Known originally as Zombie – or, perhaps, Zombie Bloodbath – the six years this spent languishing, distributor-less, certainly did not work for the film. Because between its filming in 1964, and eventually seeping out under a zombie-free Cinemation retitling in 1970, on a double-bill, the entire Z-landscape was changed forever by George A. Romero with Night of the Living Dead. Before, zombies were Val Lewton-esque creatures, typically shambling round Caribbean plantations (or Cornish tin-mines, as in 1966’s Plague of the Zombies) at the behest of their masters. But a new decade brought new expectations, and an audience riled up by Blood will have found this Skin-flick a thoroughly disappointing experience.

Tenney had found some success with The Horror of Party Beach, which received far broader distribution than it deserved, and attempted to follow up with another horror-ish seaside pic. The hero is Tom Harris (Joyce), ladies’ man and writer of potboiler fiction (apparently inspired by Harold Robins), taken by his publisher (Stapleton) to an island to get inspiration from the voodoo religion still practiced there. There’s also the island’s overseer (Coy), and a scientist investigating the use of snake venom to cure cancer, who just happens to have an attractive virgin daughter, Jeannie (Hewitt), that needs rescuing. Well, from her virginity, anyway.
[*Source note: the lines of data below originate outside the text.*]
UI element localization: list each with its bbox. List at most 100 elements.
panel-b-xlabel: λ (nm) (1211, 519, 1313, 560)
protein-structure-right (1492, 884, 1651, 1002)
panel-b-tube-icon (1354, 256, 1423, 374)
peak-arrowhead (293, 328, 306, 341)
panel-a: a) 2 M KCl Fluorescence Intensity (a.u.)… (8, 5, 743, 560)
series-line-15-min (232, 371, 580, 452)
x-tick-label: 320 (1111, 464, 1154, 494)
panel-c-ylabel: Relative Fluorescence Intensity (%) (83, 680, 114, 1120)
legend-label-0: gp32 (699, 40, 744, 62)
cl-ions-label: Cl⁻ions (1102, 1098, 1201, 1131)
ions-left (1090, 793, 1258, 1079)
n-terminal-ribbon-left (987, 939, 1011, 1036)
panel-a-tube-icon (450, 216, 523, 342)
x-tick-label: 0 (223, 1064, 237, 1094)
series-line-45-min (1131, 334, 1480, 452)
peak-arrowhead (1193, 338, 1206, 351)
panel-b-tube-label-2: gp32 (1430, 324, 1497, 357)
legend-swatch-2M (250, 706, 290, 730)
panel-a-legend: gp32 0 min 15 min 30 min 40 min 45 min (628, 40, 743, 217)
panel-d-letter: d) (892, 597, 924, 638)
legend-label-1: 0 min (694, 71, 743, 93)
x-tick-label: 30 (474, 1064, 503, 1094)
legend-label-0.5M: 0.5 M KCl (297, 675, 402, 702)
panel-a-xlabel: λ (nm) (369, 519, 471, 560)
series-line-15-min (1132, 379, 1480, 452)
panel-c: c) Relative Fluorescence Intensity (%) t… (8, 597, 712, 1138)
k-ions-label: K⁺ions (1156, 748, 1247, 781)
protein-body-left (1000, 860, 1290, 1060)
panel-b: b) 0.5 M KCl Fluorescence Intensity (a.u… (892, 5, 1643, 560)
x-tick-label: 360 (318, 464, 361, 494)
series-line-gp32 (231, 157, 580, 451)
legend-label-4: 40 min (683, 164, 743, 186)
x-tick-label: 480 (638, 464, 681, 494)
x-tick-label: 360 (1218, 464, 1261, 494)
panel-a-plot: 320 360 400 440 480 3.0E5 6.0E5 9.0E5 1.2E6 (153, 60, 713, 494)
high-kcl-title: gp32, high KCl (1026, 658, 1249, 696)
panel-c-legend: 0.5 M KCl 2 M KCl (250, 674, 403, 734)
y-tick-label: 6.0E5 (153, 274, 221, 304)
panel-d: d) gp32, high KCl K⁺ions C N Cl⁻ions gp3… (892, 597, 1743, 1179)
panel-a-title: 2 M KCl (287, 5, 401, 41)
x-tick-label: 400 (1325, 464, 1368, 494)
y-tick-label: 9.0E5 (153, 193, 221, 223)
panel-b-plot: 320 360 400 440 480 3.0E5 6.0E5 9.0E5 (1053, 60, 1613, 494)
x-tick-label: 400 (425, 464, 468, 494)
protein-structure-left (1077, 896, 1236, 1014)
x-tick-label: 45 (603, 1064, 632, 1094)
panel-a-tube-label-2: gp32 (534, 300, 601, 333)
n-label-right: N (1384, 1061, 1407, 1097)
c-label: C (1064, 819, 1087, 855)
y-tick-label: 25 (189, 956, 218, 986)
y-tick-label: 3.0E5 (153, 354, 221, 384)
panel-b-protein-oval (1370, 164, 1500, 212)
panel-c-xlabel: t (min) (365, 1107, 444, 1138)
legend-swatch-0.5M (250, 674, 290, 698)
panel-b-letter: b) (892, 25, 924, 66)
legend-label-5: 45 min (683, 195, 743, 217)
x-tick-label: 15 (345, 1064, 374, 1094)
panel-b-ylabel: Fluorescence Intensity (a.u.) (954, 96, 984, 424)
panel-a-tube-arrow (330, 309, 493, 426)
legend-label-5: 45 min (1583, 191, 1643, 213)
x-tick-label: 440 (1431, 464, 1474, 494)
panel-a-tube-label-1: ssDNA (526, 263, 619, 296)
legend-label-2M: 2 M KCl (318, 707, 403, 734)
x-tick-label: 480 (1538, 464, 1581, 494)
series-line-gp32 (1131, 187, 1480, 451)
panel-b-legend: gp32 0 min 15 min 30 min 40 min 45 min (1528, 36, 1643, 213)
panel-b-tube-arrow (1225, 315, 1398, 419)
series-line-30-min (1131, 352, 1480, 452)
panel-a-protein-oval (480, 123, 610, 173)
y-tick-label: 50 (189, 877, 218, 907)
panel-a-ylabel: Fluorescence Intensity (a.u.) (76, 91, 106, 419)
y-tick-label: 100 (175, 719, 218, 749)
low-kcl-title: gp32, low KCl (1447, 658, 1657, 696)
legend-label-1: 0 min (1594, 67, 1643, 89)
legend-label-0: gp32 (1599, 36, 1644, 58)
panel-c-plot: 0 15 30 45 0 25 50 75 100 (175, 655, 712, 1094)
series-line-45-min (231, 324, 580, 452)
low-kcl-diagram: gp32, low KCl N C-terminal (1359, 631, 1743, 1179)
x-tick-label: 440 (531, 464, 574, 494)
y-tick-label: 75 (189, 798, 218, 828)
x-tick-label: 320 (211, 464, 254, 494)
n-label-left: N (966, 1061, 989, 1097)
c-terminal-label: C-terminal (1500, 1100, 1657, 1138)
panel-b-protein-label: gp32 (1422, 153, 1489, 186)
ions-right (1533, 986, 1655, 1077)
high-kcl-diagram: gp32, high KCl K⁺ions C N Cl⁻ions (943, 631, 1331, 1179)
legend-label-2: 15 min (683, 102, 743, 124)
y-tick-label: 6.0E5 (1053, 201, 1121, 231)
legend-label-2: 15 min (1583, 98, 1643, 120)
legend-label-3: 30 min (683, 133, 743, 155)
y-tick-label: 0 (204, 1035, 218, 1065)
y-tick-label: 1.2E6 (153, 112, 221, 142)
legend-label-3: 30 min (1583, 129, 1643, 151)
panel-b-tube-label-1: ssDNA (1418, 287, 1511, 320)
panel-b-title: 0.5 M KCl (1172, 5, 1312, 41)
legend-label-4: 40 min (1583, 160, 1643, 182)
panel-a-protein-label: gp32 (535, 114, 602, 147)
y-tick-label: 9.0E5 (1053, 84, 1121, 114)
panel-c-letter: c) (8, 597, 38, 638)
For it turns out the locals descend from a tribe who practice human sacrifice, and now need an offering to appease their god, Papa Negro.

There’s a zombie elephant in the room here. It is made clear that blonde virgins are the sacrifice of choice. But it’s also apparent – well, as apparent as a mainstream film could get in 1964, i.e. vague winking – that Jeannie’s hymen did not survive the first night of Tom’s island sojourn. Problem solved! [Well, maybe they should dye her brunette too, just to be safe.] But purity is never mentioned again, the film preferring to have lengthy sequences of poorly-made up islanders (above), who look like they have ping-pong balls stuck to their eyes, shambling round the island in slow pursuit of Tom and Jeannie. In case you’re wondering, leaving the island has become impossible, thanks to a kamikaze zombie, who charges at top undead speed into their plane, carrying a large box marked “EXPLOSIVE” (below).

There is some amusement to be had here, albeit of the “bring your own fun” kind. For example, you could drink every time someone in the film does. Because, damn, people chugged it down in the sixties. Bonus: this would bring rapid unconsciousness, allowing you to avoid the rest of the film. You can also wince at the feeble attempts at comedy, as Tom is caught hanging about with someone else’s wife in Miami, or the eccentric character stylings of his publisher’s wife and her dogs [the IMDb lists the supplier of those animals as Diane Reese-Poodles. I’m thinking the IMDb misread the credit “Diana Reese – Poodles”. Or perhaps she married Mr. Poodles?] Oh, and early scenes were shot at the Fontainebleau Hotel, a Miami landmark used the same year by Goldfinger. So there’s that.

Under different circumstances, this might just about have passed muster. However, those circumstances would include: a) Being paired with a different, more similar film for its double-bill than I Drink Your Blood, b) Having a name that is a reasonable representation of the contents, and c) Getting released in 1964, instead of 1970. Instead, it’s pretty much a triple whammy of problems, from which a much better film would struggle to recover, and is a case where the marketing is far more notable than the movie.